Corridor is clean and all the rooms are different substance and hence the clean corridor has to be higher pressure and room can take corridor air which is clean.

Yes you can adjust the exhaust damper to maintain the differential pressure between corridor and room. Mostly each room shall be with separate unit to avoid any cross contamination.
 
Slynk,
I havent completed it as yet, got side tracked by higher priority projects, and yes both the production rooms and corridors share the same AHUs. My logic behind setting return higher than supply is, if i reduce the supply dampers in each room to minimum and then open the corridor supply to maximum, and since there is no return in the corridor I should increase the return in each room thus forcing air in each room from corridor. It seems to give me the pressure I want, almost in every room, however... I still need to maintain +ve pressure even when the door is open (even +1 will do).
 
If they are on the same AHU, then I would recommend a net neutral balance. Corridor would be provided air at the net volume balance (set at TAB) needed to make relative static pressure differential between positive corridor and negative work rooms. Certification of room includes ACH; for a negative environment that is measured off the exhuast. Set ACH on exhaust to meet ISO/contract requirements, then set supply damper to meet relative negative differential requirement.

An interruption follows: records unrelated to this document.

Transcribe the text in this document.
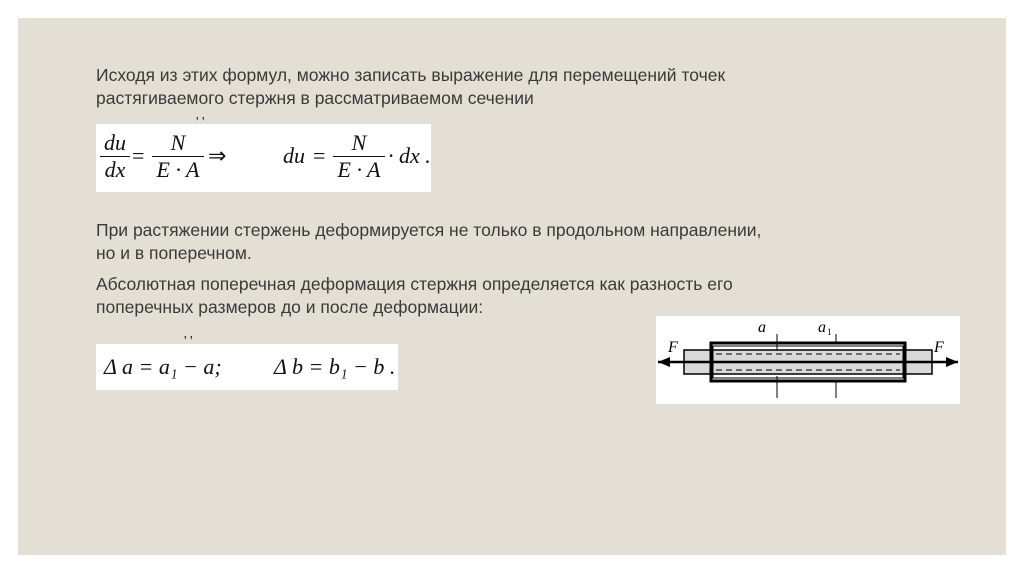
Исходя из этих формул, можно записать выражение для перемещений точек
растягиваемого стержня в рассматриваемом сечении
' '
du
dx
=
N
E · A
⇒	du =
N
E · A
· dx .
При растяжении стержень деформируется не только в продольном направлении,
но и в поперечном.
Абсолютная поперечная деформация стержня определяется как разность его
поперечных размеров до и после деформации:
' '
Δ a = a₁ − a; Δ b = b₁ − b .
F	F
a	a 1
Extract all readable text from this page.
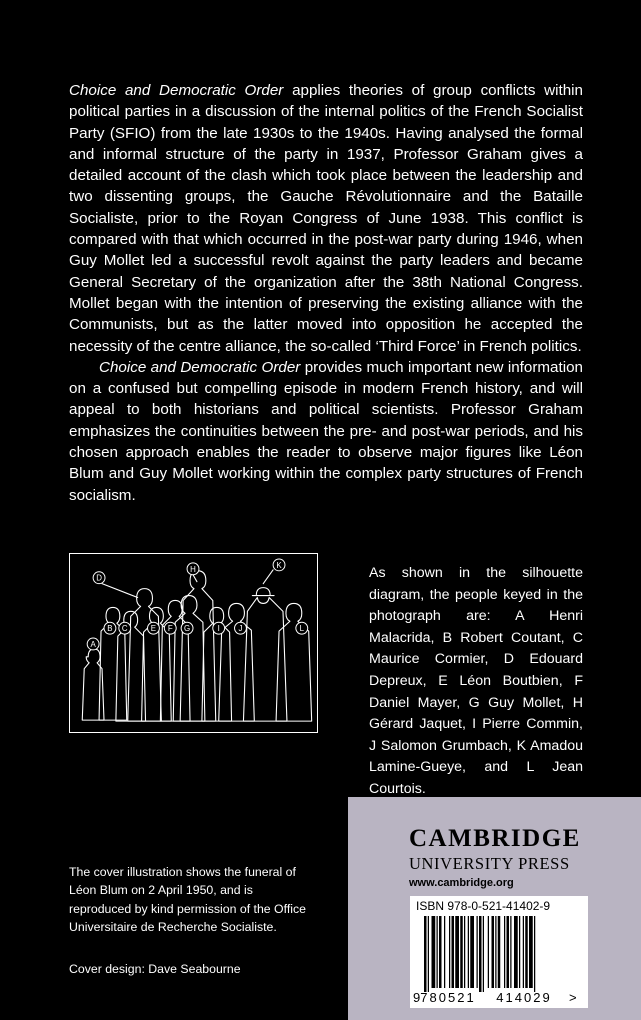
Choice and Democratic Order applies theories of group conflicts within political parties in a discussion of the internal politics of the French Socialist Party (SFIO) from the late 1930s to the 1940s. Having analysed the formal and informal structure of the party in 1937, Professor Graham gives a detailed account of the clash which took place between the leadership and two dissenting groups, the Gauche Révolutionnaire and the Bataille Socialiste, prior to the Royan Congress of June 1938. This conflict is compared with that which occurred in the post-war party during 1946, when Guy Mollet led a successful revolt against the party leaders and became General Secretary of the organization after the 38th National Congress. Mollet began with the intention of preserving the existing alliance with the Communists, but as the latter moved into opposition he accepted the necessity of the centre alliance, the so-called ‘Third Force’ in French politics.

Choice and Democratic Order provides much important new information on a confused but compelling episode in modern French history, and will appeal to both historians and political scientists. Professor Graham emphasizes the continuities between the pre- and post-war periods, and his chosen approach enables the reader to observe major figures like Léon Blum and Guy Mollet working within the complex party structures of French socialism.

A
B C
D
E F G
H
I J
K
L

As shown in the silhouette diagram, the people keyed in the photograph are: A Henri Malacrida, B Robert Coutant, C Maurice Cormier, D Edouard Depreux, E Léon Boutbien, F Daniel Mayer, G Guy Mollet, H Gérard Jaquet, I Pierre Commin, J Salomon Grumbach, K Amadou Lamine-Gueye, and L Jean Courtois.

CAMBRIDGE
UNIVERSITY PRESS
www.cambridge.org
9 780521 414029 >
ISBN 978-0-521-41402-9

The cover illustration shows the funeral of Léon Blum on 2 April 1950, and is reproduced by kind permission of the Office Universitaire de Recherche Socialiste.

Cover design: Dave Seabourne
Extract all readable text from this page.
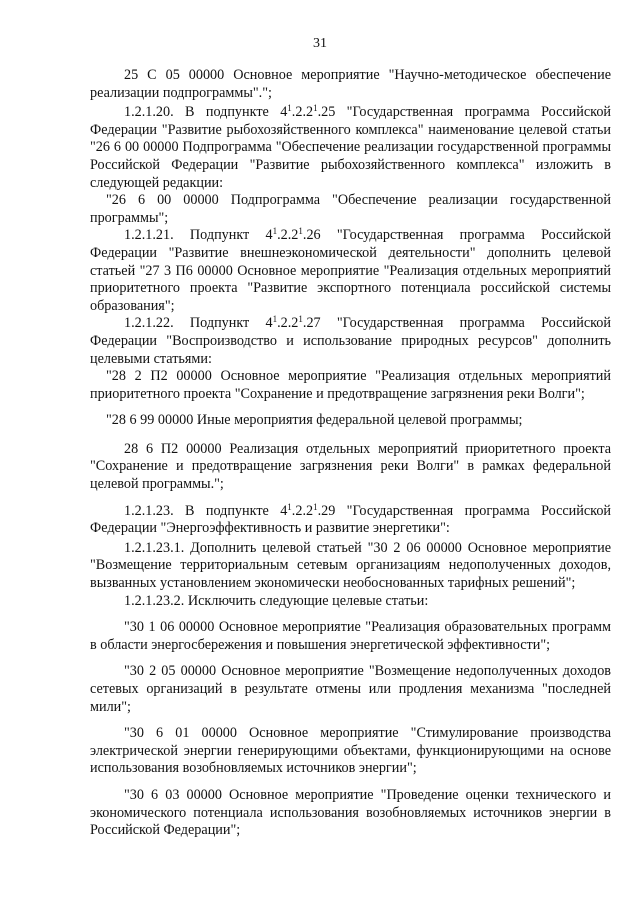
31

25 С 05 00000 Основное мероприятие "Научно-методическое обеспечение реализации подпрограммы".";

1.2.1.20. В подпункте $4^1.2.2^1.25$ "Государственная программа Российской Федерации "Развитие рыбохозяйственного комплекса" наименование целевой статьи "26 6 00 00000 Подпрограмма "Обеспечение реализации государственной программы Российской Федерации "Развитие рыбохозяйственного комплекса" изложить в следующей редакции:

"26 6 00 00000 Подпрограмма "Обеспечение реализации государственной программы";

1.2.1.21. Подпункт $4^1.2.2^1.26$ "Государственная программа Российской Федерации "Развитие внешнеэкономической деятельности" дополнить целевой статьей "27 3 П6 00000 Основное мероприятие "Реализация отдельных мероприятий приоритетного проекта "Развитие экспортного потенциала российской системы образования";

1.2.1.22. Подпункт $4^1.2.2^1.27$ "Государственная программа Российской Федерации "Воспроизводство и использование природных ресурсов" дополнить целевыми статьями:

"28 2 П2 00000 Основное мероприятие "Реализация отдельных мероприятий приоритетного проекта "Сохранение и предотвращение загрязнения реки Волги";

"28 6 99 00000 Иные мероприятия федеральной целевой программы;

28 6 П2 00000 Реализация отдельных мероприятий приоритетного проекта "Сохранение и предотвращение загрязнения реки Волги" в рамках федеральной целевой программы.";

1.2.1.23. В подпункте $4^1.2.2^1.29$ "Государственная программа Российской Федерации "Энергоэффективность и развитие энергетики":

1.2.1.23.1. Дополнить целевой статьей "30 2 06 00000 Основное мероприятие "Возмещение территориальным сетевым организациям недополученных доходов, вызванных установлением экономически необоснованных тарифных решений";

1.2.1.23.2. Исключить следующие целевые статьи:

"30 1 06 00000 Основное мероприятие "Реализация образовательных программ в области энергосбережения и повышения энергетической эффективности";

"30 2 05 00000 Основное мероприятие "Возмещение недополученных доходов сетевых организаций в результате отмены или продления механизма "последней мили";

"30 6 01 00000 Основное мероприятие "Стимулирование производства электрической энергии генерирующими объектами, функционирующими на основе использования возобновляемых источников энергии";

"30 6 03 00000 Основное мероприятие "Проведение оценки технического и экономического потенциала использования возобновляемых источников энергии в Российской Федерации";
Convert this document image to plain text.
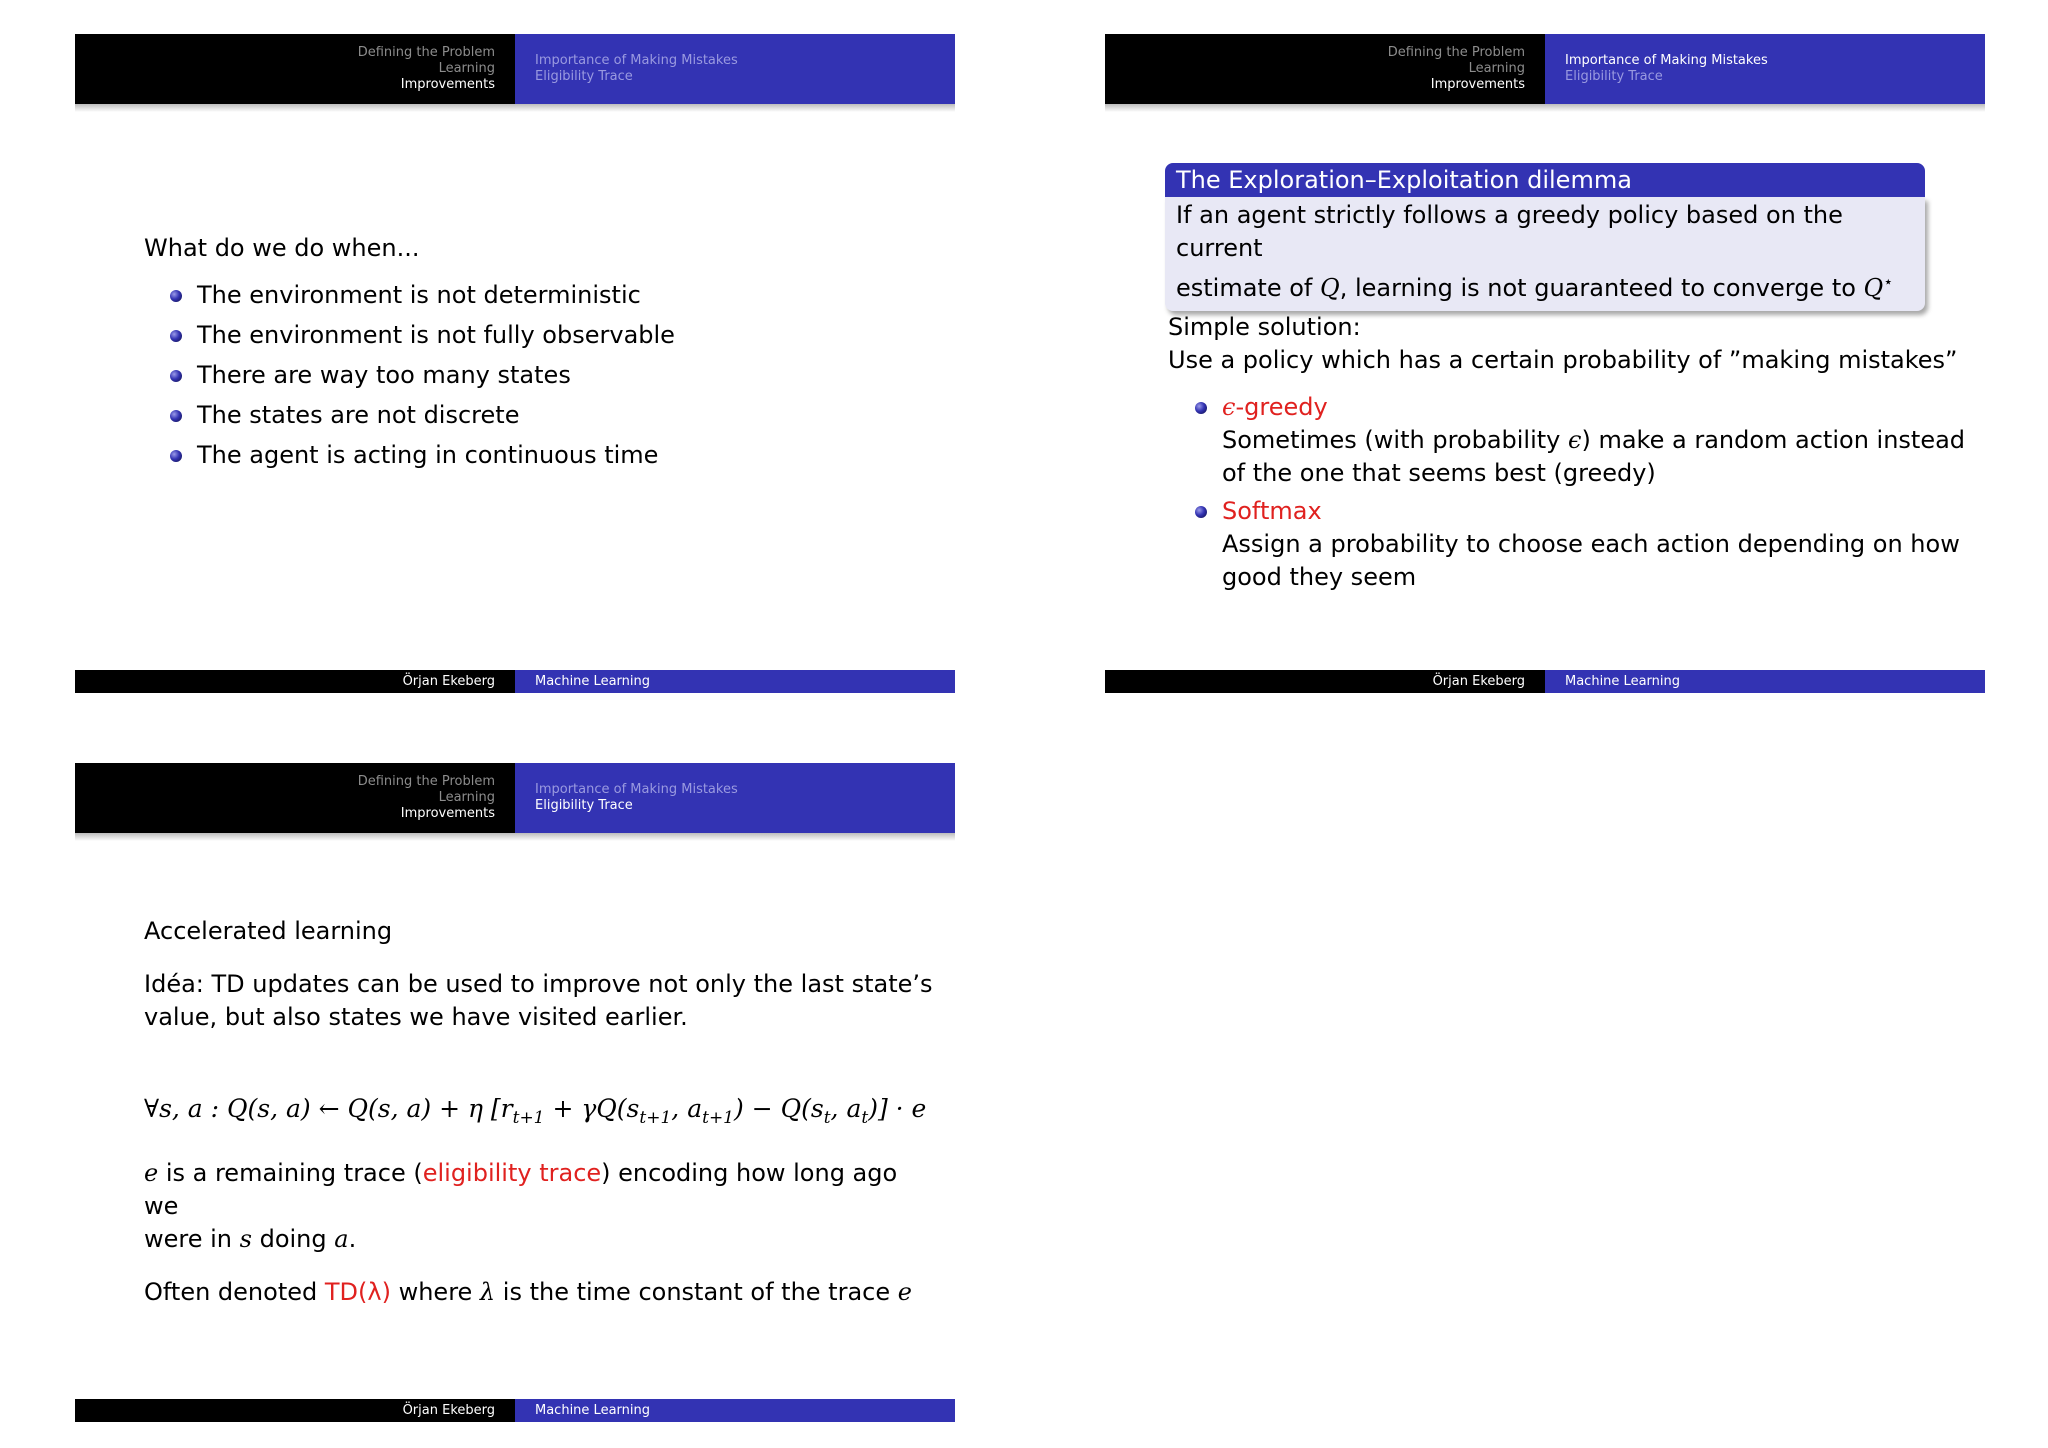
Defining the Problem
Learning
Improvements
Importance of Making Mistakes
Eligibility Trace
What do we do when...
The environment is not deterministic
The environment is not fully observable
There are way too many states
The states are not discrete
The agent is acting in continuous time
Örjan Ekeberg	Machine Learning
Defining the Problem
Learning
Improvements
Importance of Making Mistakes
Eligibility Trace
Örjan Ekeberg	Machine Learning
The Exploration–Exploitation dilemma
If an agent strictly follows a greedy policy based on the current
estimate of Q, learning is not guaranteed to converge to Q⋆
Simple solution:
Use a policy which has a certain probability of ”making mistakes”
ϵ-greedy
Sometimes (with probability ϵ) make a random action instead
of the one that seems best (greedy)
Softmax
Assign a probability to choose each action depending on how
good they seem
Defining the Problem
Learning
Improvements
Importance of Making Mistakes
Eligibility Trace
Accelerated learning
Idéa: TD updates can be used to improve not only the last state’s
value, but also states we have visited earlier.
∀s, a : Q(s, a) ← Q(s, a) + η [$r_{t+1} + \gamma Q(s_{t+1}$, $a_{t+1}) - Q(s_t$, $a_t)] \cdot e$
e is a remaining trace (eligibility trace) encoding how long ago we
were in s doing a.
Often denoted TD(λ) where λ is the time constant of the trace e
Örjan Ekeberg	Machine Learning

Most will have to be set at TAB, then final sheaving done, unless you have VFD's (which are nice against filter loading, TAB, and future changes). As room ACH's are pretty much set for work areas (volume flow for ISO is going to greatly exceed any comfort flows), only the corridor needs to be estimated for air flow. That would probably be the greater of PHARMA requirements (which in some cases requires surrounding ISO 8) or ASHRAE 62.1, or differential air flow volume needed between corridor and work room. That is pretty much a ball park guess, unless it is existing construction (to address any leakiness factors)where you can do some field testing before setting balance flows for the TAB.

If the corridor and work areas are off the same unit I would recommend a net neutral balance (assuming you need to have filtered supply air). If supply volume is less than exhuast volume, where does the necessary make-up air volume (which will be necessary to maintain the relative differential static pressure difference betweeen corridor and work area)come from? That would be either from increased infiltration or taking in air from another part of the building (which the same level of supply air filtration might not be required).